This week the U.S. Labor Education in the Americas Project (USLEAP) released a report criticizing the
Colombian government’s handling of murder investigations of trade union officials. The report focused on how Colombian prosecutors and judiciary routinely assign improper motives in murder investigations of hundreds of trade union victims. This is important in influencing the ongoing debate about the pending U.S. Colombia Free Trade Agreement now languishing in Congress.
As I have discussed in previous posts on this subject, opponents of the Colombia FTA believe that Colombia should not be granted free trade status until its government controls both the killing of trade unionists and establish a system of justice where murderers are brought to justice.
When prosecutors and the courts characterize the murder of a trade unionist as a crime of passion or a random act of violence, it diverts attention away from the very real process of destroying workers rights in that country.
Unionization in Colombia hovers around 1.5%, an astoundingly low numbers, even by U.S. standards.
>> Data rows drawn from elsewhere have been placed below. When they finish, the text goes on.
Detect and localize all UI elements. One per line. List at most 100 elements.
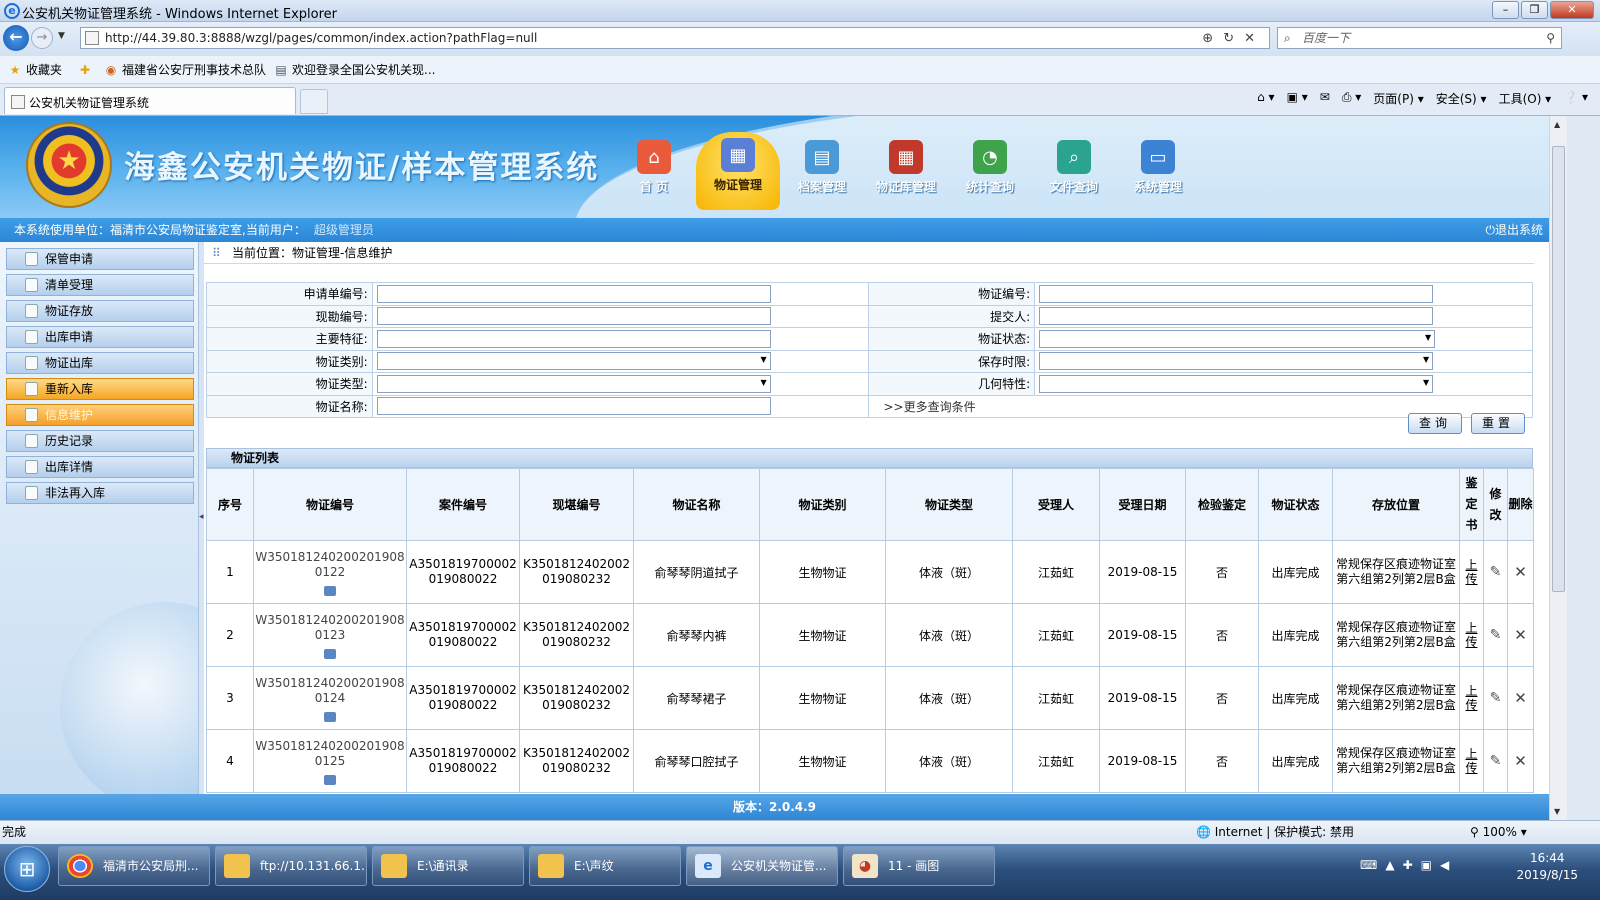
upload-link[interactable]: 上传 [1459, 729, 1484, 793]
nav-statistics[interactable]: ◔ 统计查询 [948, 134, 1032, 212]
favorite-link-2[interactable]: ▤ 欢迎登录全国公安机关现... [274, 61, 435, 78]
survey-no-input[interactable] [376, 307, 771, 326]
sidebar-item-checkout[interactable]: 物证出库 [6, 352, 194, 374]
taskbar-item-voiceprint-folder[interactable]: E:\声纹 [529, 846, 681, 886]
sidebar-item-out-detail[interactable]: 出库详情 [6, 456, 194, 478]
scroll-up-icon[interactable]: ▲ [1554, 120, 1560, 129]
collapse-arrow-icon[interactable]: ◂ [199, 512, 204, 522]
search-button[interactable]: 查询 [1408, 413, 1462, 434]
network-icon[interactable]: ▣ [1421, 858, 1440, 872]
new-tab-button[interactable] [300, 89, 328, 114]
maximize-icon[interactable]: ❐ [1521, 1, 1548, 19]
sidebar-item-illegal-restock[interactable]: 非法再入库 [6, 482, 194, 504]
delete-icon[interactable]: ✕ [1507, 729, 1534, 793]
nav-file-query[interactable]: ⌕ 文件查询 [1032, 134, 1116, 212]
taskbar-item-contacts-folder[interactable]: E:\通讯录 [372, 846, 524, 886]
search-provider-icon: ⌕ [1284, 31, 1291, 45]
upload-link[interactable]: 上传 [1459, 666, 1484, 730]
evidence-no-input[interactable] [1039, 284, 1434, 303]
delete-icon[interactable]: ✕ [1507, 666, 1534, 730]
favorites-button[interactable]: ★ 收藏夹 [8, 61, 62, 78]
breadcrumb: ⠿ 当前位置：物证管理-信息维护 [204, 242, 1534, 264]
image-icon[interactable] [324, 586, 336, 596]
tab-current[interactable]: 公安机关物证管理系统 [4, 87, 296, 114]
mail-icon[interactable]: ✉ [1320, 90, 1330, 107]
cell-inspect: 否 [1185, 540, 1259, 604]
geometry-select[interactable] [1039, 374, 1434, 393]
feature-input[interactable] [376, 329, 771, 348]
edit-icon[interactable]: ✎ [1483, 666, 1508, 730]
back-button[interactable]: ← [3, 25, 29, 51]
sidebar-item-custody-apply[interactable]: 保管申请 [6, 248, 194, 270]
menu-page[interactable]: 页面(P) ▾ [1373, 90, 1423, 107]
sidebar-item-restock[interactable]: 重新入库 [6, 378, 194, 400]
feeds-icon[interactable]: ▣ ▾ [1287, 90, 1308, 107]
volume-icon[interactable]: ◀ [1440, 858, 1457, 872]
history-dropdown-icon[interactable]: ▼ [58, 31, 65, 41]
retention-select[interactable] [1039, 352, 1434, 371]
search-icon[interactable]: ⚲ [1546, 28, 1555, 48]
refresh-icon[interactable]: ↻ [1223, 31, 1244, 46]
add-favorite-icon[interactable]: ✚ [78, 63, 96, 77]
zoom-control[interactable]: ⚲ 100% ▾ [1470, 821, 1527, 843]
keyboard-icon[interactable]: ⌨ [1360, 858, 1385, 872]
status-select[interactable] [1039, 329, 1436, 348]
image-icon[interactable] [324, 712, 336, 722]
security-icon[interactable]: ✚ [1403, 858, 1421, 872]
menu-safety[interactable]: 安全(S) ▾ [1436, 90, 1487, 107]
taskbar-item-ftp[interactable]: ftp://10.131.66.1... [215, 846, 367, 886]
nav-warehouse[interactable]: ▦ 物证库管理 [864, 134, 948, 212]
category-select[interactable] [376, 352, 771, 371]
delete-icon[interactable]: ✕ [1507, 540, 1534, 604]
edit-icon[interactable]: ✎ [1483, 540, 1508, 604]
edit-icon[interactable]: ✎ [1483, 729, 1508, 793]
sidebar-item-history[interactable]: 历史记录 [6, 430, 194, 452]
compat-icon[interactable]: ⊕ [1202, 31, 1223, 46]
submitter-input[interactable] [1039, 307, 1434, 326]
taskbar-item-chrome[interactable]: 福清市公安局刑... [58, 846, 210, 886]
stop-icon[interactable]: ✕ [1244, 31, 1265, 46]
minimize-icon[interactable]: – [1492, 1, 1519, 19]
search-input[interactable]: ⌕ 百度一下 ⚲ [1277, 27, 1562, 49]
print-icon[interactable]: ⎙ ▾ [1342, 90, 1361, 107]
nav-evidence-management[interactable]: ▦ 物证管理 [696, 132, 780, 210]
table-row[interactable]: 3 W3501812402002019080124 A3501819700002… [206, 666, 1534, 730]
nav-home[interactable]: ⌂ 首 页 [612, 134, 696, 212]
close-icon[interactable]: ✕ [1550, 1, 1594, 19]
nav-system[interactable]: ▭ 系统管理 [1116, 134, 1200, 212]
image-icon[interactable] [324, 775, 336, 785]
doc-icon [25, 304, 38, 318]
taskbar-item-paint[interactable]: ◕ 11 - 画图 [843, 846, 995, 886]
image-icon[interactable] [324, 649, 336, 659]
upload-link[interactable]: 上传 [1459, 603, 1484, 667]
nav-archive[interactable]: ▤ 档案管理 [780, 134, 864, 212]
delete-icon[interactable]: ✕ [1507, 603, 1534, 667]
sidebar-item-list-accept[interactable]: 清单受理 [6, 274, 194, 296]
reset-button[interactable]: 重置 [1471, 413, 1525, 434]
sidebar-item-out-apply[interactable]: 出库申请 [6, 326, 194, 348]
edit-icon[interactable]: ✎ [1483, 603, 1508, 667]
type-select[interactable] [376, 374, 771, 393]
scroll-down-icon[interactable]: ▼ [1554, 807, 1560, 816]
upload-link[interactable]: 上传 [1459, 540, 1484, 604]
power-icon: ⏻ [1485, 223, 1495, 237]
forward-button[interactable]: → [31, 27, 53, 49]
home-icon[interactable]: ⌂ ▾ [1257, 90, 1274, 107]
logout-link[interactable]: ⏻退出系统 [1485, 218, 1543, 242]
apply-no-input[interactable] [376, 284, 771, 303]
favorite-link-1[interactable]: ◉ 福建省公安厅刑事技术总队 [104, 61, 266, 78]
table-row[interactable]: 4 W3501812402002019080125 A3501819700002… [206, 729, 1534, 793]
sidebar-item-info-maintenance[interactable]: 信息维护 [6, 404, 194, 426]
page-scrollbar[interactable]: ▲ ▼ [1549, 116, 1567, 820]
address-input[interactable]: http://44.39.80.3:8888/wzgl/pages/common… [80, 27, 1270, 49]
scroll-thumb[interactable] [1552, 146, 1565, 592]
sidebar-item-storage[interactable]: 物证存放 [6, 300, 194, 322]
table-row[interactable]: 2 W3501812402002019080123 A3501819700002… [206, 603, 1534, 667]
menu-tools[interactable]: 工具(O) ▾ [1499, 90, 1552, 107]
show-hidden-icon[interactable]: ▲ [1385, 858, 1402, 872]
taskbar-item-ie[interactable]: e 公安机关物证管... [686, 846, 838, 886]
help-icon[interactable]: ❔ ▾ [1563, 90, 1588, 107]
clock[interactable]: 16:44 2019/8/15 [1516, 850, 1578, 884]
start-button[interactable]: ⊞ [4, 846, 50, 892]
table-row[interactable]: 1 W3501812402002019080122 A3501819700002… [206, 540, 1534, 604]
This is due, in large part, to a systematic process of extreme anti-union behavior by business, the government and the government’s proxy, the paramilitaries.
The Center for Trade Policy Studies, an arm of the conservative Cato Institute, summarizes the debate well, though from a skewed perspective. In their report, A U.S.-Colombia Free Trade Agreement: Strengthening Democracy and Progress in Latin America, authors Daniel Griswold and Juan Carlos Hidalgo note:
Because U.S. tariffs are already low to non-existent on the large majority of imports from Colombia, the agreement should not arouse the opposition of domestic special interests. More than half of our $9.3 billion in imports from Colombia in 2006 were petroleum and coal. Another sixth of our imports from Colombia are agricultural products, with coffee beans and cut flowers dominating the trade. Apparel and shoes made up about 6 percent of our imports, amounting to less than half a billion dollars.
So then, why should American businesses even care if we have a free trade agreement in place?
I believe that there are several reasons. First, this agreement is a token of sorts to the Colombian government linked to the ongoing drug war in that country, which the U.S. government has pumped billions to support. In addition, Colombia is an important ally in the region where we have few friends.
Like U.S. policy elsewhere, the Bush Administration finds itself in bed with governments with poor governance practices – inadequate rule of law, corruption, and systematic violence against its people – but have no alternatives in terms of regional relationships. We see this situation repeated around the world throughout our recent history of foreign relations.
In addition, allowing the import of goods from Colombia in effect sanctions an extreme form of anti-union activity. The conditions for workers seeking to better themselves through collective bargaining are destroyed through hostile and corrupt legal processes combined with direct violence. America’s own intellectual paramilitaries, the Cato Institute and the U.S. Chamber of Commerce among this group, see the direct benefit in allowing this sort of hostility to occur. What’s good for Colombia is good for America.